Wall Street wants you to sell QCOM stock after earnings


Qualcomm’s (QCOM) post-earnings slump has revived a tough thesis that QCOM has no bottom in sight for 2026, and the market is trading it that way. After its Feb. 4 report, the stock gave up roughly two years of gains and retreated toward 2020 levels, even as it generated about $12.25 billion in quarterly revenue. That headline number failed to beat the cautious forecast, and HSBC has warned that calling a clear bottom in 2026 may simply not be realistic just yet.

This tension becomes even clearer when compared to what is happening across chips more broadly. Omdia expects global semiconductor revenue to exceed $1 trillion by 2026, with year-over-year growth of approximately 30.7% driven by demand for AI-hungry memory and logic. Within this increase, computing and data storage is expected to increase approximately 41.4% year over year to over $500 billion.

Qualcomm sits squarely in the awkward middle of these two stories. If semiconductors really are marching toward the $1 trillion mark by 2026, the key question is whether QCOM finally makes that increase or continues to lag as Wall Street continues to search for a fund. Let’s dive in.

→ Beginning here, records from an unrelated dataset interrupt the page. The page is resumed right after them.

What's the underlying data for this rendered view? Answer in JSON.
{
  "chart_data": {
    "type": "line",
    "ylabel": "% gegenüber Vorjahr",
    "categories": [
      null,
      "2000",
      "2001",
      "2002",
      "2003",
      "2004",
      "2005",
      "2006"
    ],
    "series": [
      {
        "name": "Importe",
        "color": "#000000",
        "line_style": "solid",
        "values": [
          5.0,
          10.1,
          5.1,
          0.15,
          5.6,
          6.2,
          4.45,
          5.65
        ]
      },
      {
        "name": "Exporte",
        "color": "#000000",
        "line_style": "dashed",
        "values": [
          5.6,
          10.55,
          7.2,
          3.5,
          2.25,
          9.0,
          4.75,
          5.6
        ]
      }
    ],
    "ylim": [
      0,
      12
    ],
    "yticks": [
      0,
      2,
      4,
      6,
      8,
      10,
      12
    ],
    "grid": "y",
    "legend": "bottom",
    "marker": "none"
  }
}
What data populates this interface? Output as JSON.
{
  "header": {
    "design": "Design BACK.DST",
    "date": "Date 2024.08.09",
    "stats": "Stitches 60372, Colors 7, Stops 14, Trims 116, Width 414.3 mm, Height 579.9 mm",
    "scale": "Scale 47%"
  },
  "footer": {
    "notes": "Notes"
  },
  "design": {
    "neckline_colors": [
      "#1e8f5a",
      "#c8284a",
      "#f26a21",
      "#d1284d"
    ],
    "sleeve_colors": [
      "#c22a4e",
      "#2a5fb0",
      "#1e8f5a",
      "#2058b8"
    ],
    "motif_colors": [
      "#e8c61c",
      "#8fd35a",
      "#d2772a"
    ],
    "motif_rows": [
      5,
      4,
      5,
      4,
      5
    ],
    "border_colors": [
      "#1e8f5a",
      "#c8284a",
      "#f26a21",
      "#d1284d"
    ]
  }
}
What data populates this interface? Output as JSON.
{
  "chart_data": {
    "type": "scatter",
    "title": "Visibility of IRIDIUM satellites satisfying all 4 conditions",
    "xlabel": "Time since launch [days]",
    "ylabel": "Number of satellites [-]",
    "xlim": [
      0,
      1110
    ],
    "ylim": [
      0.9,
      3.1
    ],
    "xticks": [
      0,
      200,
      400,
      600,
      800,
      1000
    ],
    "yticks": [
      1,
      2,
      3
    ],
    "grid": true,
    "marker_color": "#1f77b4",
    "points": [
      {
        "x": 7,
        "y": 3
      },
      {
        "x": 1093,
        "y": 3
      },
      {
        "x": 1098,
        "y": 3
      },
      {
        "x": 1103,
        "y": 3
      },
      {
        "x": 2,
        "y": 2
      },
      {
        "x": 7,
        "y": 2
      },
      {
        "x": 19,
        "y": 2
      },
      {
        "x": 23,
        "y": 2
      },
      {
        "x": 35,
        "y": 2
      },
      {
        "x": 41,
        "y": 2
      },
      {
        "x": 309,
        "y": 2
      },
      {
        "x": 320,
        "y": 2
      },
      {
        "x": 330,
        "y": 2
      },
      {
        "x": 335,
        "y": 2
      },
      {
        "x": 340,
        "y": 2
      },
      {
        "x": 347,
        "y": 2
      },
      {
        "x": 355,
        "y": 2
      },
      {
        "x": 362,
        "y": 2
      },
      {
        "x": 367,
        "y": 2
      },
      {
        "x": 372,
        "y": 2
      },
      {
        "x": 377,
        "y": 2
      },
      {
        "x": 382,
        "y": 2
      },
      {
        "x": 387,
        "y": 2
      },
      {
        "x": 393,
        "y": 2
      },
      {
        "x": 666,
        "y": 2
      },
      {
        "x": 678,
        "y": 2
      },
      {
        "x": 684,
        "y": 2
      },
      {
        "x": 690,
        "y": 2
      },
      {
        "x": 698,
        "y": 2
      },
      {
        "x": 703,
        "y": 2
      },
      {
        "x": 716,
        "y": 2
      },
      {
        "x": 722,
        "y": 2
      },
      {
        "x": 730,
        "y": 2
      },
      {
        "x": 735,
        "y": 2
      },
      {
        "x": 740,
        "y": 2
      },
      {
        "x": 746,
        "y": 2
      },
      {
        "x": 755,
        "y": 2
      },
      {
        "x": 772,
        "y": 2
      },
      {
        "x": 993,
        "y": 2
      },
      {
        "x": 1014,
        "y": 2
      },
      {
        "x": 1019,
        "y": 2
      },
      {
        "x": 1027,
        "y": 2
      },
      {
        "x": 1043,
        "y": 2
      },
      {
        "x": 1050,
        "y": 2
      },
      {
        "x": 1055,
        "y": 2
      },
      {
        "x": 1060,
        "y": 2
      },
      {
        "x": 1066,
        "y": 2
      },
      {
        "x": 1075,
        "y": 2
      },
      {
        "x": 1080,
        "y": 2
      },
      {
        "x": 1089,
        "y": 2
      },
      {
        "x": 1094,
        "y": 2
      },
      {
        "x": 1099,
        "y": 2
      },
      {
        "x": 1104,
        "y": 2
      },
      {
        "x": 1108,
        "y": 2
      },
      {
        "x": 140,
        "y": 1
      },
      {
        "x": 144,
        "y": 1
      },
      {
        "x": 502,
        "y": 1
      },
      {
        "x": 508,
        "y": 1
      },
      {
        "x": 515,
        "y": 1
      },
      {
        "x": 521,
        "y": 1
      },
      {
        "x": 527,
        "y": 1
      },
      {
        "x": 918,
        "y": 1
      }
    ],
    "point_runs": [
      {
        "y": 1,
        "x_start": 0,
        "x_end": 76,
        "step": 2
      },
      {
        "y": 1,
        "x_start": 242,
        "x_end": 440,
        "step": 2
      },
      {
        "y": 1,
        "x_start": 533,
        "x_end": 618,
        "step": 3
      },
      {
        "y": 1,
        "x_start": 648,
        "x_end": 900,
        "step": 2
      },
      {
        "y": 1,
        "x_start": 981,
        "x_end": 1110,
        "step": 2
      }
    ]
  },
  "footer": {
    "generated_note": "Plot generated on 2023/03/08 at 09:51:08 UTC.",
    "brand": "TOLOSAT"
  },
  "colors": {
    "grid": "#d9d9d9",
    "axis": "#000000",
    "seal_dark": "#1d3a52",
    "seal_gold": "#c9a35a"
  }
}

Qualcomm is a San Diego, California-based semiconductor company that designs wireless chips, connectivity solutions and licenses technology for smartphones, cars and AI devices. QCOM offers a forward annual dividend of $3.56 per share, which translates to a yield of 2.61% which may seem comforting as the stock price falls.

At this morning’s price of around $140, the stock is down 18% year-to-date (YTD) and 19% over the past 52 weeks.

www.barchart.com
www.barchart.com

Its $147M equity now trades at a forward P/E of 14.01x vs. an industry median of 23.95x and a PEG of 3.05x vs. 1.54x, indicating depressed pricing and doubts about near-term earnings momentum.

QCOM reported its latest fiscal first-quarter numbers on Feb. 4, with a $3 billion profit for shareholders. GAAP earnings per share were $2.78, reflecting earnings attributable to common equity after standard expenses. This result was complemented by adjusted earnings of $3.50 per share after stripping out stock-based compensation and other one-time items to give a clearer view of ongoing profitability.